I remember trying context while browsing the wiki before so it should work normally in a brand new environment, but I don't think it's reasonable to install a brand new distro just to make sure that 'context --help' can work normally, no matter how problematic the current distro is, as long as it does not prevent commands from displaying help messages.

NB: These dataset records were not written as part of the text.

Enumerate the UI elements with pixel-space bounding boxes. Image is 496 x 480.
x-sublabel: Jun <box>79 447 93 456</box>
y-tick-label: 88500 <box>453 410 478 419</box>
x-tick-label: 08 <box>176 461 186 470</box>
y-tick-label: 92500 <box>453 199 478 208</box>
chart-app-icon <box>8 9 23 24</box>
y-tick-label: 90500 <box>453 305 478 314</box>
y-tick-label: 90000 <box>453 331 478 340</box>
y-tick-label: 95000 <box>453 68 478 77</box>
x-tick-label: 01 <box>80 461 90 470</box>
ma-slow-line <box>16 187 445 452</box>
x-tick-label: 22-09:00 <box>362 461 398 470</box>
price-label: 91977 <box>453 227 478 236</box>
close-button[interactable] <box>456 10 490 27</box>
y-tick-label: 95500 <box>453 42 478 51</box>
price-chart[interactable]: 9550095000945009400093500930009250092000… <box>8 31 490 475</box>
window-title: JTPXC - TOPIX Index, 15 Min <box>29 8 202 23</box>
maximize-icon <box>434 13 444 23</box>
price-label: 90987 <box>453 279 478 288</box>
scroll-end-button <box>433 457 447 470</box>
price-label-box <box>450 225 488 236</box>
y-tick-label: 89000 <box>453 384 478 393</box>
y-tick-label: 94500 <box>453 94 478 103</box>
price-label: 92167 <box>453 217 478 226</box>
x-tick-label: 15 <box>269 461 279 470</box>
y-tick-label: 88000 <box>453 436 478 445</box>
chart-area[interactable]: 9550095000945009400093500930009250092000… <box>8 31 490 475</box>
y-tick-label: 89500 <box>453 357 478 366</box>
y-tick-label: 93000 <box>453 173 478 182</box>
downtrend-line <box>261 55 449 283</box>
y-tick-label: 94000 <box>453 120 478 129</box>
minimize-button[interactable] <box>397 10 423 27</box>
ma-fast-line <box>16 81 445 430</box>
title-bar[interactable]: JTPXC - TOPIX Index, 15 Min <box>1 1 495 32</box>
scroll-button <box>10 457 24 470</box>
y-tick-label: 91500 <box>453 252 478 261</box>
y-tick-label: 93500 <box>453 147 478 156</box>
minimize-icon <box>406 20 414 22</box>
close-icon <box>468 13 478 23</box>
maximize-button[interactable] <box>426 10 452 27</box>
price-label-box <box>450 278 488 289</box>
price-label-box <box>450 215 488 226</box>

On Thu, 29 Oct 2020 at 16:50, Aditya Mahajan <adityam@umich.edu> wrote:
On Thu, 29 Oct 2020, Sylvain Hubert wrote:

> Hi,
>
> sorry if this is not the best place to file a bug but I found no working
> bug tracker for context.
>
> Environment:
> Manjaro 20.1.2, context 2020.09.20 23:02, firefox 82.0
>
> Step to reproduce:
> 1. `firefox --safe-mode  # start firefox without add-ons`
> 2.a`context --version  # or --help, or without arguments`
> 2.b or: `mtxrun --script font --list --all`
>
> Expected behavior:
> Nothing surprising should happen.
>
> Actual behavior:
> Firefox suddenly eats 100% of cpu

I cannot reproduce this behavior (I am on manjaro but using firefox 81 rather than 82). My environment:

$uname -a
Linux hostname 5.4.67-1-MANJARO #1 SMP PREEMPT Wed Sep 23 14:20:18 UTC 2020 x86_64 GNU/Linux

$firefox --version
Mozilla Firefox 81.0

$context --version
mtx-context     | ConTeXt Process Management 1.03
mtx-context     |
mtx-context     | main context file: /opt/luametatex/texmf-context/tex/context/base/mkiv/context.mkiv
mtx-context     | current version: 2020.09.15 18:11
mtx-context     | main context file: /opt/luametatex/texmf-context/tex/context/base/mkiv/context.mkxl
mtx-context     | current version: 2020.09.15 18:11

I followed your steps:
1. start `firefox --safe-mode`
2. On a different terminal, open htop and filter `firefox` so I can view firefox's CPU usage.
3. Run `mtxrun --script font --list --all`

The CPU usage of firefox does not change in any appreciable way (it was 0% and remains 0%).

It is possible for you to check on a fresh install of manjaro in a virtual machine to rule out the possibility that something else in your system is causing this behavior.